Similarly, differentiating the function $u = \log \left( {{x^3} + {y^3} + {z^3} - 3xyz} \right)$ with respect to y, we consider x and z to be constants.
So, we get, $\dfrac{{\partial u}}{{\partial y}} = \dfrac{\partial }{{\partial y}}\left[ {\log \left( {{x^3} + {y^3} + {z^3} - 3xyz} \right)} \right]$
Now, using the chain rule of differentiation, we get,
$ \Rightarrow \dfrac{{\partial u}}{{\partial y}} = \dfrac{1}{{\left( {{x^3} + {y^3} + {z^3} - 3xyz} \right)}} \times \left( {3{y^2} - 3xz} \right)$
Similarly, differentiating the function $u = \log \left( {{x^3} + {y^3} + {z^3} - 3xyz} \right)$ with respect to z, we consider x and y to be constants.

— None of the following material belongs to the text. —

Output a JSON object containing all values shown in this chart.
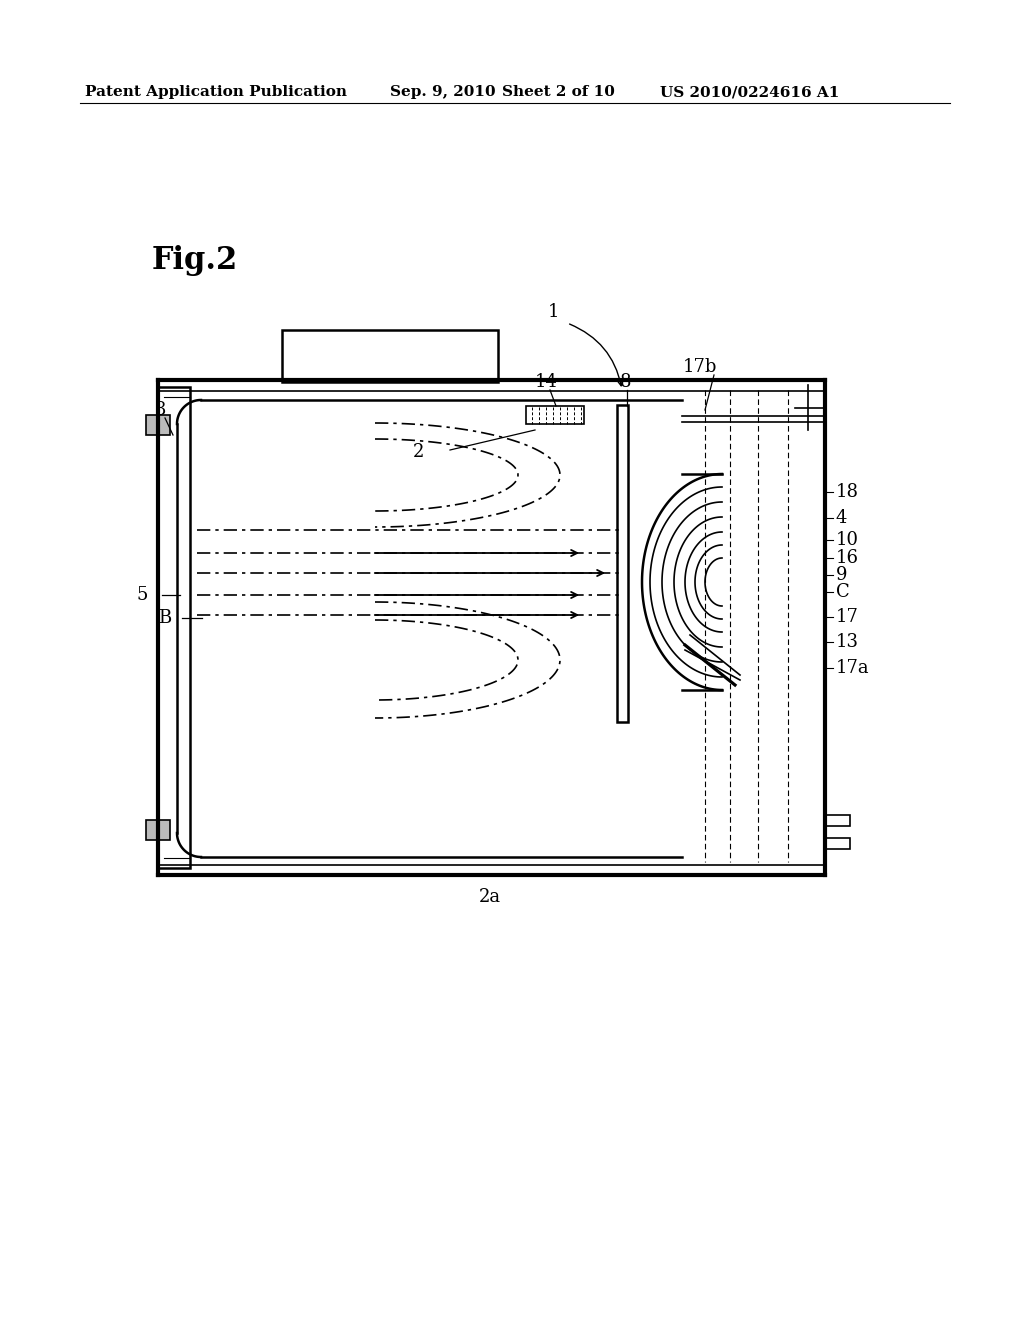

So, we get, $\dfrac{{\partial u}}{{\partial z}} = \dfrac{\partial }{{\partial z}}\left[ {\log \left( {{x^3} + {y^3} + {z^3} - 3xyz} \right)} \right]$
Now, using the chain rule of differentiation, we get,
$ \Rightarrow \dfrac{{\partial u}}{{\partial z}} = \dfrac{1}{{\left( {{x^3} + {y^3} + {z^3} - 3xyz} \right)}} \times \left( {3{z^2} - 3xy} \right)$
Now, substituting the values of $\dfrac{{\partial u}}{{\partial x}}$, $\dfrac{{\partial u}}{{\partial y}}$ and $\dfrac{{\partial u}}{{\partial z}}$ in the expression $\left( {\dfrac{{\partial u}}{{\partial x}} + \dfrac{{\partial u}}{{\partial y}} + \dfrac{{\partial u}}{{\partial z}}} \right)\left( {x + y + z} \right)$, we get,
$ \Rightarrow \left( {\dfrac{{\partial u}}{{\partial x}} + \dfrac{{\partial u}}{{\partial y}} + \dfrac{{\partial u}}{{\partial z}}} \right)\left( {x + y + z} \right)$
$ \Rightarrow \left( {\dfrac{{\left( {3{x^2} - 3yz} \right)}}{{\left( {{x^3} + {y^3} + {z^3} - 3xyz} \right)}} + \dfrac{{\left( {3{y^2} - 3xz} \right)}}{{\left( {{x^3} + {y^3} + {z^3} - 3xyz} \right)}} + \dfrac{{\left( {3{z^2} - 3xy} \right)}}{{\left( {{x^3} + {y^3} + {z^3} - 3xyz} \right)}}} \right)\left( {x + y + z} \right)$
Now, adding up all the terms in numerator, we get,
$ \Rightarrow \left( {\dfrac{{3{x^2} - 3yz + 3{y^2} - 3xz + 3{z^2} - 3xy}}{{\left( {{x^3} + {y^3} + {z^3} - 3xyz} \right)}}} \right)\left( {x + y + z} \right)$
Now, taking $3$ common from numerator and using the algebraic identity $\left( {{x^3} + {y^3} + {z^3} - 3xyz} \right) = \left( {x + y + z} \right)\left( {{x^2} + {y^2} + {z^2} - yz - zx - xy} \right)$ in the numerator, we get,
$ \Rightarrow 3\left( {\dfrac{{{x^2} - yz + {y^2} - xz + {z^2} - xy}}{{\left( {{x^3} + {y^3} + {z^3} - 3xyz} \right)}}} \right)\left( {x + y + z} \right)$
$ \Rightarrow 3\left( {\dfrac{{{x^3} + {y^3} + {z^3} - 3xyz}}{{{x^3} + {y^3} + {z^3} - 3xyz}}} \right)$
Now, cancelling the common factors in numerator and denominator, we get,
$ \Rightarrow 3$
So, the value of $\left( {\dfrac{{\partial u}}{{\partial x}} + \dfrac{{\partial u}}{{\partial y}} + \dfrac{{\partial u}}{{\partial z}}} \right)\left( {x + y + z} \right)$ is $3$ for $u = \log \left( {{x^3} + {y^3} + {z^3} - 3xyz} \right)$.
Hence, option (D) is the correct answer.

Note:
The given problem involves the knowledge of partial derivatives with respect to a variable. The derivatives of basic functions must be learned by heart in order to find derivatives of complex composite functions using chain rule of differentiation. The chain rule of differentiation involves differentiating a composite by introducing new unknowns to ease the process and examine the behaviour of function layer by layer. We must know the algebraic identity for the simplification of the expression involving partial derivatives.